Yogyakarta katanya istimewa. Ya katanya begitu. Tapi hingga satu setengah tahun keberadaannya di sini, Zura belum menemukan keistimewaan Jogja yang dapat membekas setidaknya untuk kenangan baginya sebelum meninggalkan daerah ini. Meski ia belum ada rencana untuk pergi. Karena semua serba cepat ketika ia mendadak harus tinggal di sini. Semua bensr-benar di luar rencananya. Tapi bukan kah ini adalah rencana indah-Nya?
Kalau ia pikir-pikir lagi bukan kah keren cara Allah membalik hatinya begitu saja? Ia yang tak pernah berpikir untuk melanjutkan kuliah di sini mendadak dibawa ke sini. Rasanya? Hidup itu benar-benar penuh kejutan ya?
Ia tertawa sendiri saat membongkar barang-barang kenangan yang sengaja ia bawa dari Jakarta. Kemudian melihat-lihat beberapa album foto yang penuh kekonyolan. Ia lebih suka mencetaknya kemudian menyusunnya di dalam sebuah album. Tak lupa, menuliskan banyak hal menarik di samping foto-foto itu. Bisa di bagian atas, bawah, kiri atau kanannya. Ia kembali membaca tulisan-tulisan itu dan tertawa sendiri.
Selesai membuka album, ia menatap barang-barang kenangan dari teman-temannya. Apa kabar mereka? Sudah bahagia dengan jalannya masing-masing. Meski mereka semapt terpisah tapi sesekali, disela-sela kesibukan di kampus, mereka masih sering bertemu. Namun dua tahun terakhir ini, jujur saja, sudah tak pernah bertemu lagi. Apalagi ketika ia memutuskan untuk pindah ke sini. Mengejar impian baru sebagai mahasiswi di sebuah universitas ternama di negeri ini. Lalu perkuliahannya sudah selesai beberapa minggu lalu. Ia juga sudah wisuda namun memilih menetap di sini setelah menerima tawaran sebagai calon dosen asisten. Berkah yang tak terduga bukan?

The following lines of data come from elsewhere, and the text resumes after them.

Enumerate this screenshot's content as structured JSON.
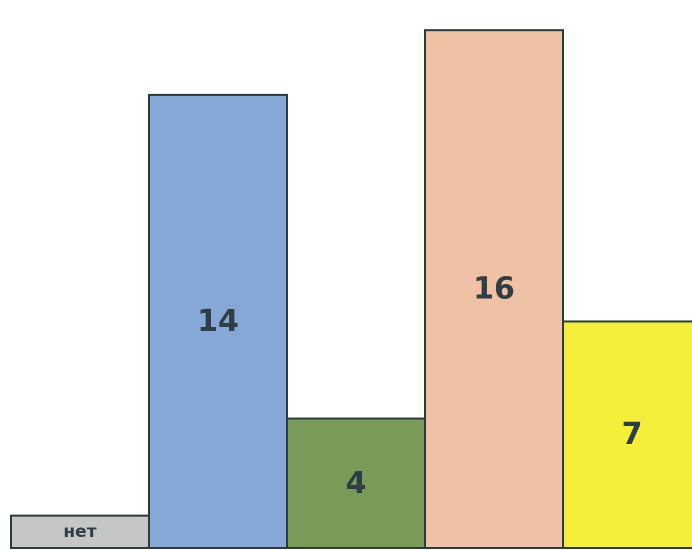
{
  "chart_data": {
    "type": "bar",
    "categories": [
      "",
      "",
      "",
      "",
      ""
    ],
    "values": [
      1,
      14,
      4,
      16,
      7
    ],
    "data_labels": [
      "нет",
      "14",
      "4",
      "16",
      "7"
    ],
    "colors": [
      "#c4c7c6",
      "#86a8d6",
      "#7a9a5a",
      "#efc2a6",
      "#f6ef3a"
    ],
    "ylim": [
      0,
      16.5
    ],
    "grid": false,
    "legend": "none",
    "title": "",
    "xlabel": "",
    "ylabel": ""
  }
}
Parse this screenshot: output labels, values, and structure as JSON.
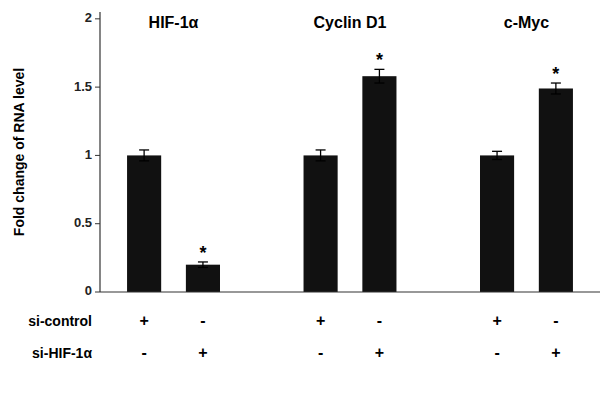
{
  "chart_data": {
    "type": "bar",
    "ylabel": "Fold change of RNA level",
    "categories": [
      null,
      null,
      null,
      null,
      null,
      null
    ],
    "values": [
      1.0,
      0.2,
      1.0,
      1.58,
      1.0,
      1.49
    ],
    "errors": [
      0.04,
      0.02,
      0.04,
      0.05,
      0.03,
      0.04
    ],
    "significance_marks": [
      null,
      "*",
      null,
      "*",
      null,
      "*"
    ],
    "group_labels": [
      "HIF-1α",
      "Cyclin D1",
      "c-Myc"
    ],
    "rows": [
      {
        "label": "si-control",
        "signs": [
          "+",
          "-",
          "+",
          "-",
          "+",
          "-"
        ]
      },
      {
        "label": "si-HIF-1α",
        "signs": [
          "-",
          "+",
          "-",
          "+",
          "-",
          "+"
        ]
      }
    ],
    "color": "#111111",
    "ylim": [
      0,
      2.05
    ],
    "yticks": [
      0,
      0.5,
      1,
      1.5,
      2
    ],
    "grid": false
  }
}
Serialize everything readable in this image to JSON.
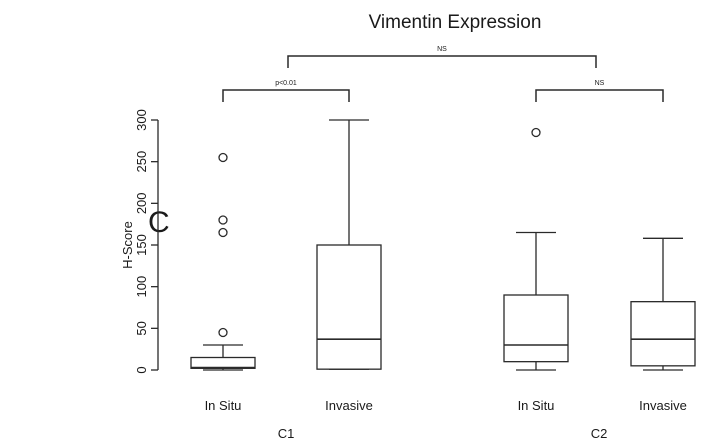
{
  "panel_label": "C",
  "chart_data": {
    "type": "box",
    "title": "Vimentin Expression",
    "ylabel": "H-Score",
    "xlabel": "",
    "ylim": [
      0,
      300
    ],
    "yticks": [
      0,
      50,
      100,
      150,
      200,
      250,
      300
    ],
    "groups": [
      "C1",
      "C2"
    ],
    "boxes": [
      {
        "category": "In Situ",
        "group": "C1",
        "min": 0,
        "q1": 2,
        "median": 3,
        "q3": 15,
        "max": 30,
        "outliers": [
          45,
          165,
          180,
          255
        ]
      },
      {
        "category": "Invasive",
        "group": "C1",
        "min": 1,
        "q1": 1,
        "median": 37,
        "q3": 150,
        "max": 300,
        "outliers": []
      },
      {
        "category": "In Situ",
        "group": "C2",
        "min": 0,
        "q1": 10,
        "median": 30,
        "q3": 90,
        "max": 165,
        "outliers": [
          285
        ]
      },
      {
        "category": "Invasive",
        "group": "C2",
        "min": 0,
        "q1": 5,
        "median": 37,
        "q3": 82,
        "max": 158,
        "outliers": []
      }
    ],
    "comparisons": [
      {
        "from": 0,
        "to": 1,
        "label": "p<0.01"
      },
      {
        "from": 2,
        "to": 3,
        "label": "NS"
      },
      {
        "from": 0,
        "to": 2,
        "label": "NS"
      }
    ],
    "grid": false,
    "legend": "none"
  }
}
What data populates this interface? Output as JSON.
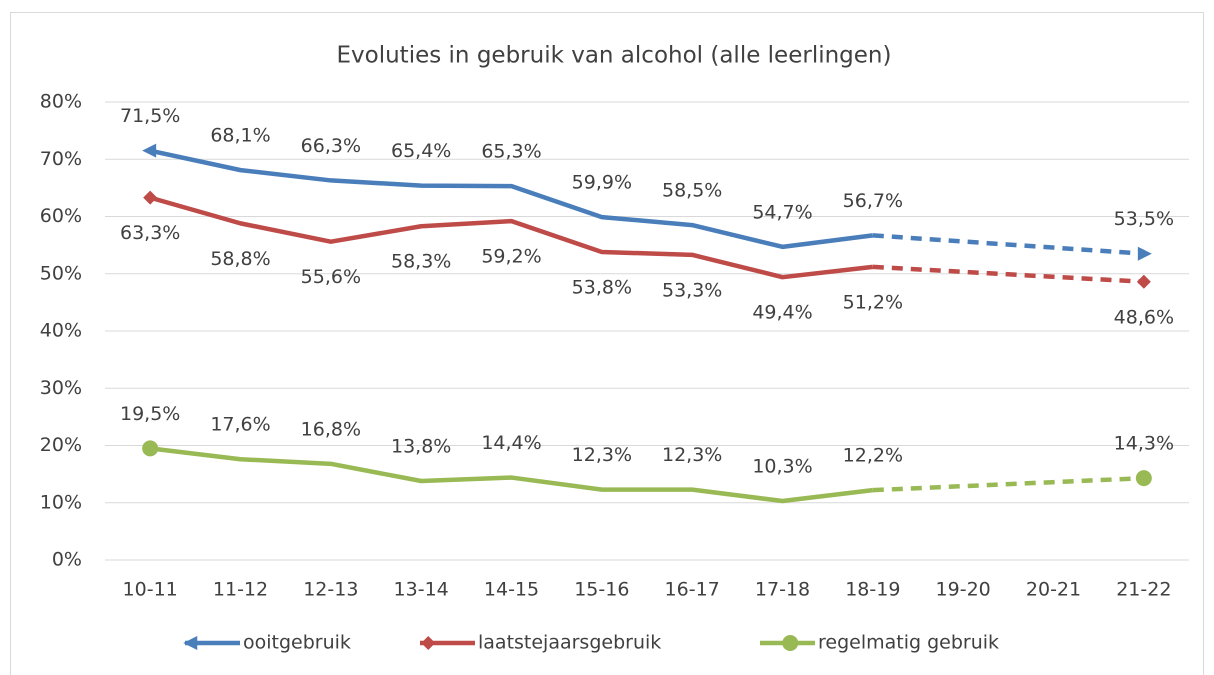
{
  "chart_data": {
    "type": "line",
    "title": "Evoluties in gebruik van alcohol (alle leerlingen)",
    "categories": [
      "10-11",
      "11-12",
      "12-13",
      "13-14",
      "14-15",
      "15-16",
      "16-17",
      "17-18",
      "18-19",
      "19-20",
      "20-21",
      "21-22"
    ],
    "series": [
      {
        "name": "ooitgebruik",
        "color": "#4a7ebb",
        "marker": "arrow",
        "values": [
          71.5,
          68.1,
          66.3,
          65.4,
          65.3,
          59.9,
          58.5,
          54.7,
          56.7,
          null,
          null,
          53.5
        ],
        "value_labels": [
          "71,5%",
          "68,1%",
          "66,3%",
          "65,4%",
          "65,3%",
          "59,9%",
          "58,5%",
          "54,7%",
          "56,7%",
          null,
          null,
          "53,5%"
        ]
      },
      {
        "name": "laatstejaarsgebruik",
        "color": "#be4b48",
        "marker": "diamond",
        "values": [
          63.3,
          58.8,
          55.6,
          58.3,
          59.2,
          53.8,
          53.3,
          49.4,
          51.2,
          null,
          null,
          48.6
        ],
        "value_labels": [
          "63,3%",
          "58,8%",
          "55,6%",
          "58,3%",
          "59,2%",
          "53,8%",
          "53,3%",
          "49,4%",
          "51,2%",
          null,
          null,
          "48,6%"
        ]
      },
      {
        "name": "regelmatig gebruik",
        "color": "#98b954",
        "marker": "circle",
        "values": [
          19.5,
          17.6,
          16.8,
          13.8,
          14.4,
          12.3,
          12.3,
          10.3,
          12.2,
          null,
          null,
          14.3
        ],
        "value_labels": [
          "19,5%",
          "17,6%",
          "16,8%",
          "13,8%",
          "14,4%",
          "12,3%",
          "12,3%",
          "10,3%",
          "12,2%",
          null,
          null,
          "14,3%"
        ]
      }
    ],
    "ylim": [
      0,
      80
    ],
    "yticks": [
      {
        "value": 0,
        "label": "0%"
      },
      {
        "value": 10,
        "label": "10%"
      },
      {
        "value": 20,
        "label": "20%"
      },
      {
        "value": 30,
        "label": "30%"
      },
      {
        "value": 40,
        "label": "40%"
      },
      {
        "value": 50,
        "label": "50%"
      },
      {
        "value": 60,
        "label": "60%"
      },
      {
        "value": 70,
        "label": "70%"
      },
      {
        "value": 80,
        "label": "80%"
      }
    ],
    "grid": true,
    "dashed_gaps": true,
    "legend": "bottom"
  }
}
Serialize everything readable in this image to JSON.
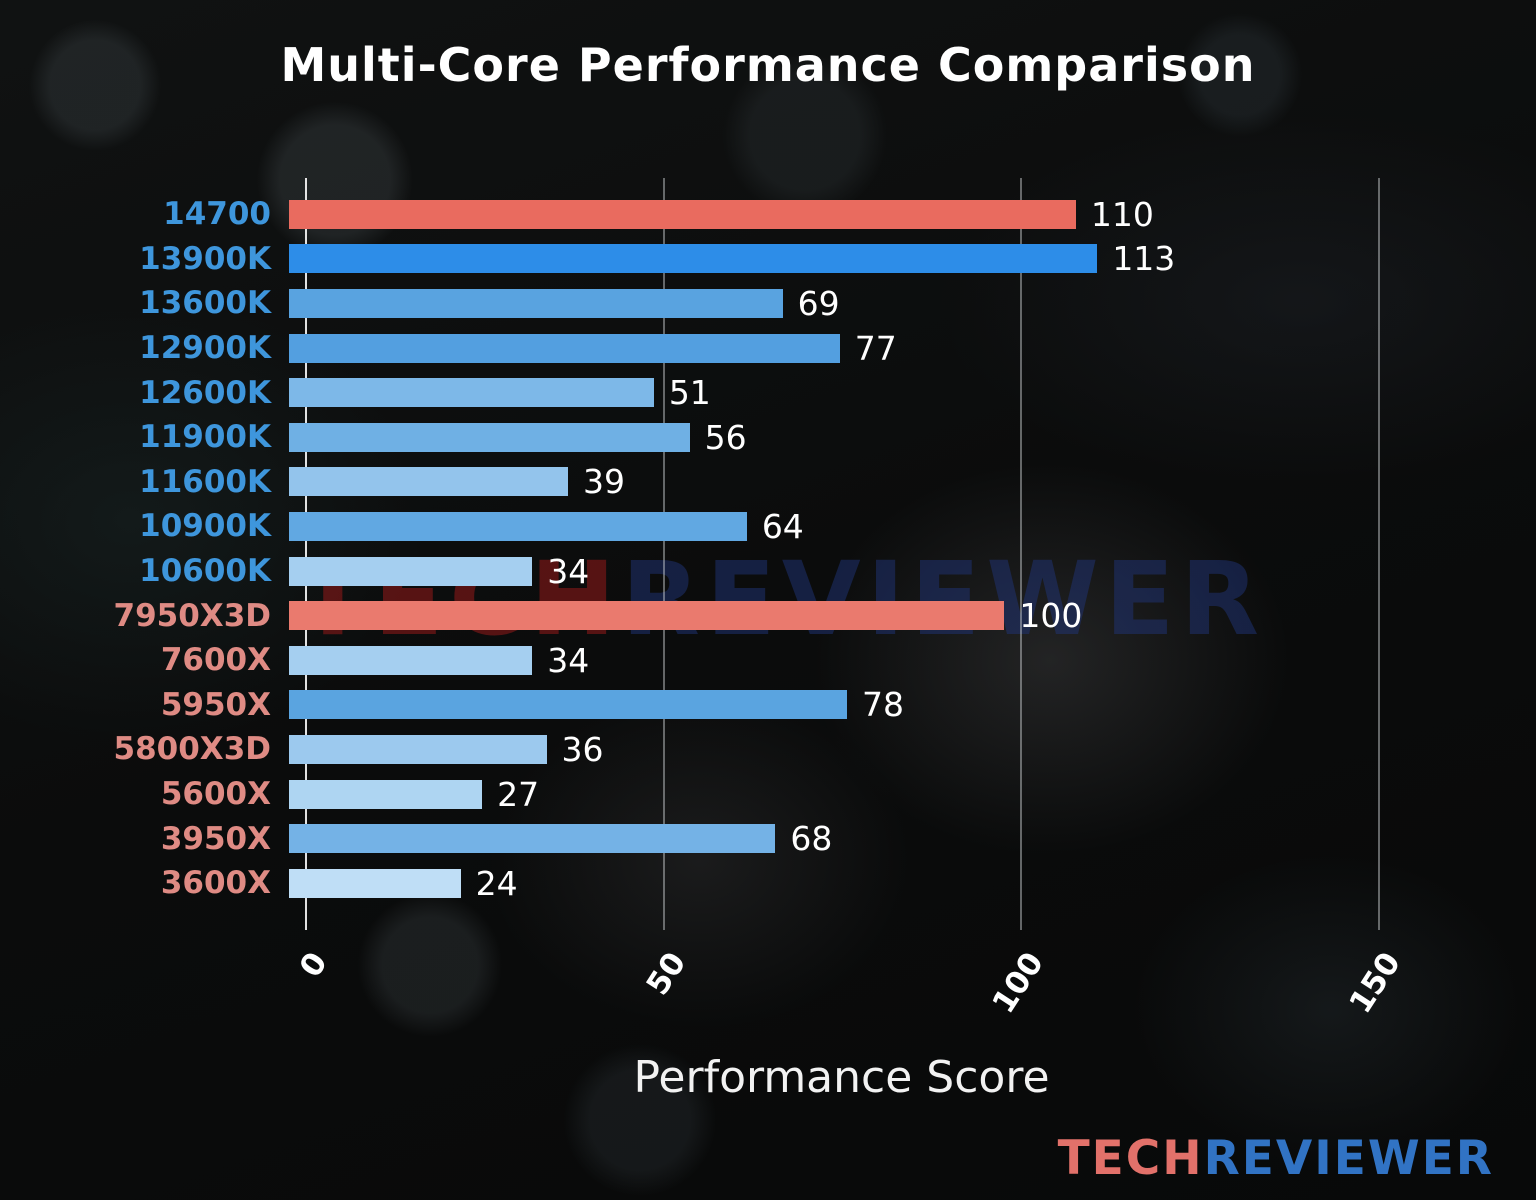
{
  "page": {
    "watermark": {
      "tech": "TECH",
      "reviewer": "REVIEWER"
    },
    "logo": {
      "tech": "TECH",
      "reviewer": "REVIEWER",
      "tech_color": "#e2716a",
      "reviewer_color": "#3173c4"
    }
  },
  "chart_data": {
    "type": "bar",
    "orientation": "horizontal",
    "title": "Multi-Core Performance Comparison",
    "xlabel": "Performance Score",
    "xlim": [
      0,
      150
    ],
    "xticks": [
      0,
      50,
      100,
      150
    ],
    "grid": true,
    "categories": [
      "14700",
      "13900K",
      "13600K",
      "12900K",
      "12600K",
      "11900K",
      "11600K",
      "10900K",
      "10600K",
      "7950X3D",
      "7600X",
      "5950X",
      "5800X3D",
      "5600X",
      "3950X",
      "3600X"
    ],
    "values": [
      110,
      113,
      69,
      77,
      51,
      56,
      39,
      64,
      34,
      100,
      34,
      78,
      36,
      27,
      68,
      24
    ],
    "bar_colors": [
      "#e96b5f",
      "#2d8de8",
      "#59a3e0",
      "#539fe0",
      "#7db8e8",
      "#6fb0e4",
      "#93c4ec",
      "#61a8e2",
      "#a5cff0",
      "#ea7a6e",
      "#a5cff0",
      "#5aa4e0",
      "#9cc9ee",
      "#aed5f2",
      "#74b2e6",
      "#bfdef6"
    ],
    "label_colors": [
      "#3e96dc",
      "#3e96dc",
      "#3e96dc",
      "#3e96dc",
      "#3e96dc",
      "#3e96dc",
      "#3e96dc",
      "#3e96dc",
      "#3e96dc",
      "#df8b84",
      "#df8b84",
      "#df8b84",
      "#df8b84",
      "#df8b84",
      "#df8b84",
      "#df8b84"
    ],
    "value_label_color": "#ffffff"
  }
}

Jogja masih sama ramahnya dengan saat ia datang dulu. Bedanya? Semakin banyak bangunan. Semakin padat transportasi. Semakin padat penduduknya. Semakin berjamur kafe, restoran hingga tempat rekreasi. Ada banyak perubahan juga dari segi teknologi. Yang jelas, hatinya bahkan masih terkejut dengan keberadaannya di sini. Manis?
"Zuraaaaa! Makan yuuuk!"
Ridha meneriakinya dari pintu. Ia membalas sahutannya kemudian bergerak untuk mengganti baju. Kemudian keluar berdua untuk mencari makan. Mereka masuk di sini di tahun yang sama. Tapi Azzura yang memang hendak meminimkan pengeluaran kampus, memilih untuk mempercepat kelulusannya dibanding Ridha. Kebetulan sekali, fakultasnya juga sangat mendukung. Bahkan pernah ada yang lulus kuliah di fakultasnya hanya setahun. Keren?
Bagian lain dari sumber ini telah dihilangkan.